Литмир - Электронная Библиотека
A
A

– Tenías razón, era él.

Posé la mirada en el teléfono. Más valía que me diese prisa; eso había dicho el asesino.

Wilson no tardó mucho en contestar. Lo imaginé al otro lado de la línea, con el rostro crispado de furia, enrojeciendo hasta la base de su corto cuello.

– ¿Otra vez? -preguntó, como si tuviese un presentimiento, en cuanto descolgó el auricular.

– Por Krome Avenue, hacia los Glades -le indiqué-. Me ha dicho que había una sorpresa, además del Número Cuatro.

– ¿A qué se refiere con la sorpresa?

– ¿Cómo quieres que lo sepa? Él juega conmigo tanto como con vosotros.

– Es una zona muy extensa -protestó Wilson, pero lo interrumpí.

– Oye, mejor escúchalo tú mismo.

Rebobiné la cinta de la grabadora que la policía había conectado a mi teléfono. Luego coloqué el micrófono del auricular contra el altavoz y reproduje la grabación para que la oyera Wilson. Las palabras del asesino llenaron la habitación. Me volví hacia Christine; estaba sentada, sacudiendo la cabeza.

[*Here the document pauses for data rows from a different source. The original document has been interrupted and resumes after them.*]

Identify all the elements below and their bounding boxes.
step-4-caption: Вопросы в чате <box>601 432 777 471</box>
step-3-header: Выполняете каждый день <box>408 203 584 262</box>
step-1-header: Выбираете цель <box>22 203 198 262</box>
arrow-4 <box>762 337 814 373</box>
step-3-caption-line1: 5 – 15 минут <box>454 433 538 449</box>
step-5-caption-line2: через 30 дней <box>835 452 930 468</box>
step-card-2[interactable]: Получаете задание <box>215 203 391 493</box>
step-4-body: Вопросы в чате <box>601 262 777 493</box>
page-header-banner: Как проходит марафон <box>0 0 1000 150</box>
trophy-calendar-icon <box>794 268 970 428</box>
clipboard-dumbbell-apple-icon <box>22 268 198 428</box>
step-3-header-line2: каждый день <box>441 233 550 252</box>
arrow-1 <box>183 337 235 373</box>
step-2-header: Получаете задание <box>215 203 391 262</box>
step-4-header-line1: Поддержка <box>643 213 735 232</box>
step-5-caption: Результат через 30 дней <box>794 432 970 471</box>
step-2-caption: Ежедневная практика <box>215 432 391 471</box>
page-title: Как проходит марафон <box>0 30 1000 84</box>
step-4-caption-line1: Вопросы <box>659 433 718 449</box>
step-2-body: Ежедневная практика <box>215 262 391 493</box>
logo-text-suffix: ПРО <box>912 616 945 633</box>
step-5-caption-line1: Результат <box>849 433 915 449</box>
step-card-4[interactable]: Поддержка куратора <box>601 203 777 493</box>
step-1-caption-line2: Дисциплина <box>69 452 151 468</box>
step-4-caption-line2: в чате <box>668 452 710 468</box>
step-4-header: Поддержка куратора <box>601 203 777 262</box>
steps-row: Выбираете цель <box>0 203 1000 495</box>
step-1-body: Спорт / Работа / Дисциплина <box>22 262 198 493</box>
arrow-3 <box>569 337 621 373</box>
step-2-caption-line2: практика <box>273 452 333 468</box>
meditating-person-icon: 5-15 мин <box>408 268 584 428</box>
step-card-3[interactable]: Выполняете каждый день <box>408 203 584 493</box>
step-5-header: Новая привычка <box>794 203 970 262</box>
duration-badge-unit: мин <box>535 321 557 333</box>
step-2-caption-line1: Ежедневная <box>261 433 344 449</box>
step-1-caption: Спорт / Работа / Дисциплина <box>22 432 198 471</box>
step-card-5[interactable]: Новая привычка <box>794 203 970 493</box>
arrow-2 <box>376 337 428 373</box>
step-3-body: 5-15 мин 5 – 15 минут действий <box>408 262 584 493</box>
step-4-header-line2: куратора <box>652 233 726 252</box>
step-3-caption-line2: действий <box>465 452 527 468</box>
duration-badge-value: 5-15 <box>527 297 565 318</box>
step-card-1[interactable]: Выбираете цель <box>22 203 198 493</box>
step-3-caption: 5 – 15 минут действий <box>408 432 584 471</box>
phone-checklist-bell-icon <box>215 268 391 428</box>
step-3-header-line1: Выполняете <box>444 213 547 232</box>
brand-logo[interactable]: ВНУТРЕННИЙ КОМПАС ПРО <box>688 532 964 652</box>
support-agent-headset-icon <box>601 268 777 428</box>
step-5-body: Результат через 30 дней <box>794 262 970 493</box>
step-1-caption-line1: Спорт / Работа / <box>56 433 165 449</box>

Terminó en lo que pareció un segundo. Detuve la cinta y llevé el auricular a mi oído.

– ¿Lo has entendido? -pregunté a Wilson.

– Hijo de perra -masculló.

Esperé.

– Maldito hijo de perra -prosiguió-. Lo atraparé. Lo atraparé yo mismo. -Cambió el tono de voz-. Gracias por llamar. Te veré allí.

Después de colgar el teléfono, me acerqué a Christine por detrás, apoyé la mano en su hombro y se lo apreté, tratando de transmitirle una sensación de calma. Ella me tomó de la mano pero no dijo nada, sólo continuó meneando la cabeza. Sin embargo, mi mente ya había vuelto a la conversación e intentaba imaginar lo que nos esperaba en Krome Avenue. Fui al dormitorio y comencé a vestirme.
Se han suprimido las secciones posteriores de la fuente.